The Clan of the Cave Bear, by Jean Auel
with commentary from The Cave Bear Story, by Björn Kurtén
***
By Ursus, I thought I’d found it – Ursus spelaeus, that is, the missing link, I hoped, between Jean Auel’s 1980
spear-swashing prehistoric romance, The Clan of the Cave Bear and Björn Kurtén’s near-contemporary
prehistoric writings, including his The
Cave Bear Story: Life and Death of a Vanished Animal.
It first seemed too much of a coincidence that Auel’s first
book and one of Finnish scientist Kurtén’s slim and all too rare works of fiction,
Dance of the Tiger, were both near
contemporaries of each other with almost mirror image plots. Both described the
adoption of modern human children into groups of Neandertals (or Neanderthals –
the pronunciation is the same) during the great Ice Ages. Unfortunately,
further investigation showed that Kurtén’s work didn’t appear in English until
1980, the same year Auel’s more massive book. So unless she wrote like the
wind. . . But no, it wasn’t going to
work.
Maybe, I thought, searching the catalog of the Dallas Public
Library, there was some earlier writing of Kurtén’s that Auel had referenced.
Could it be his nonfiction, The Cave Bear
Story, available in English by 1976? No, again. In fact, Kurtén completely
demolishes the title myth of Auel’s book – ritualistic worship of the gigantic
extinct cave bears by a clan of Neanderthals (or any humans, for that matter).

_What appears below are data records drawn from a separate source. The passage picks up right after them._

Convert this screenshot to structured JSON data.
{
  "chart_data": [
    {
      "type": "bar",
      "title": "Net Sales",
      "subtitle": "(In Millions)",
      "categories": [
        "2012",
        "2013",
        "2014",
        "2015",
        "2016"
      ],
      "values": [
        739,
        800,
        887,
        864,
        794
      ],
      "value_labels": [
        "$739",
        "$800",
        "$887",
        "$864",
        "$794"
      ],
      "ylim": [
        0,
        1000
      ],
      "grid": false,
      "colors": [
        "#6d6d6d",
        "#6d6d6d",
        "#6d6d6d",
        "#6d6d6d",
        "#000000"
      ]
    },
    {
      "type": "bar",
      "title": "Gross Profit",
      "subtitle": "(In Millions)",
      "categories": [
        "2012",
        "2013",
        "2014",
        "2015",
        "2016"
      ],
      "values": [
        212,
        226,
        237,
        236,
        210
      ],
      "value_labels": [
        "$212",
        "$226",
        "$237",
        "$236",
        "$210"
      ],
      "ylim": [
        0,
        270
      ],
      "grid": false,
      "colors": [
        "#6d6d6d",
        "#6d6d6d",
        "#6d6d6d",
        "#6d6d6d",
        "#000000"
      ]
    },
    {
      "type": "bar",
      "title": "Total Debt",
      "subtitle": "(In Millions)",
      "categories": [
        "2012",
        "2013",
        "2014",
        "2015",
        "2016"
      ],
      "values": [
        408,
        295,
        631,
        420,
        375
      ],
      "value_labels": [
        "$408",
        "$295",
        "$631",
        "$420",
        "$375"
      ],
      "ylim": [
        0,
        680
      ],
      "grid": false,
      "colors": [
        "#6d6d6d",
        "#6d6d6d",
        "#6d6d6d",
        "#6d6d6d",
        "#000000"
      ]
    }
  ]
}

Most modern paleontologists agree with Kurtén. And to think
what a lovely central motif Auel’s brand of cave bear worship made. What reader
could forget the great gathering of Neanderthal clans in The Clan of the Cave Bear, a gathering at which the great bear is
killed and eaten. Or the sacramental, males-only accidentally observed by Auel’s
human heroine, Ayla, which confers her with shamanistic powers.

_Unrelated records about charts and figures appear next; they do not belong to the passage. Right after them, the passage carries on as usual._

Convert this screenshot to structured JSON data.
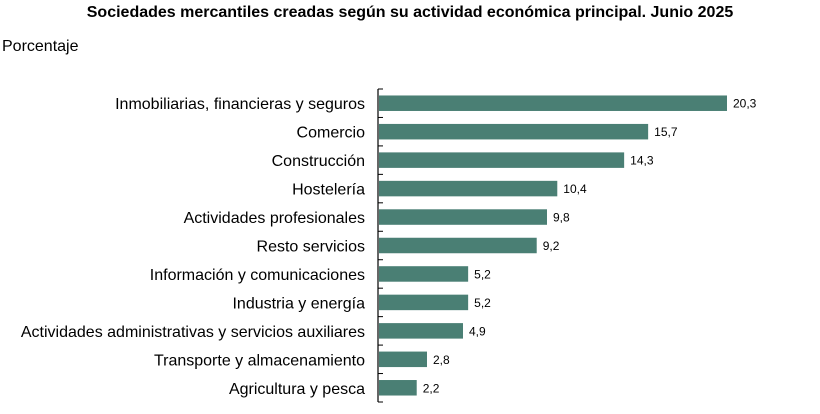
{
  "chart_data": {
    "type": "bar",
    "orientation": "horizontal",
    "title": "Sociedades mercantiles creadas según su actividad económica principal. Junio 2025",
    "ylabel": "Porcentaje",
    "xlabel": "",
    "categories": [
      "Inmobiliarias, financieras y seguros",
      "Comercio",
      "Construcción",
      "Hostelería",
      "Actividades profesionales",
      "Resto servicios",
      "Información y comunicaciones",
      "Industria y energía",
      "Actividades administrativas y servicios auxiliares",
      "Transporte y almacenamiento",
      "Agricultura y pesca"
    ],
    "values": [
      20.3,
      15.7,
      14.3,
      10.4,
      9.8,
      9.2,
      5.2,
      5.2,
      4.9,
      2.8,
      2.2
    ],
    "value_labels": [
      "20,3",
      "15,7",
      "14,3",
      "10,4",
      "9,8",
      "9,2",
      "5,2",
      "5,2",
      "4,9",
      "2,8",
      "2,2"
    ],
    "xlim": [
      0,
      20.3
    ],
    "grid": false,
    "legend": "none",
    "bar_color": "#4a7f74"
  }
}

Not that Auel went completely out on a limb with the
bear-god idea. The myth’s source lay in the early 20th century
discovery by Emil Bächler at Drachenloch (Dragon’s Lair) Cave in the Swiss
Alps. Located at an altitude that would
have made it accessible only during an interglacial period coinciding with the Neanderthals’ early existence in Europe, the cave contained great numbers of cave bear remains,
including skulls and leg bones. “To his surprise,” Kurtén writes, “Bächler came
to realize that the skulls and bones . . . seemed to be oriented rigidly in
certain preferred directions. Could they have been deliberately placed there by
man?”
Unfortunately for Bächler’s theory, he took no photographs,
and what appeared to him to be human artifacts were destroyed during a later
excavation. His own sketches, published in 1923 and 1940, contradict both
each other and his written descriptions. Finally, there is no surviving
evidence for any human occupation of the cave other than brief occasional
visits by individuals or small groups.
But what about the alignment of the bones? Wasn’t that of
human origin?
“It is evident that repeated pushing (by successive waves of
hibernating bears) of such elongate objects as skulls, jaws, and long bones
into niches or along walls will inevitably tend to align them in the same
direction,” Kurtén writes, “. . . while skulls in the middle of the cave floor
will be trampled to fragments. . . ”
And Auel’s image of the mostly vegetarian cave bears as
benign guiding spirits? “The African buffalo is also a complete vegetarian, but
he does not impress one as docile,” Kurtén reports wryly. Tellingly, his books
are not among the references Auel’s lists on her website.
I’ve read all of Auel’s books, devouring
such tidbits as how people could boil water before the invention of waterproof
vessels (pottery or metal). Or herbal use, or tool making, or leather tanning,
or how to hunt a wooly rhinoceros. If she writes another book, as is sometimes
rumored, I’ll read it too. But for reference material, I’ll take Kurtén.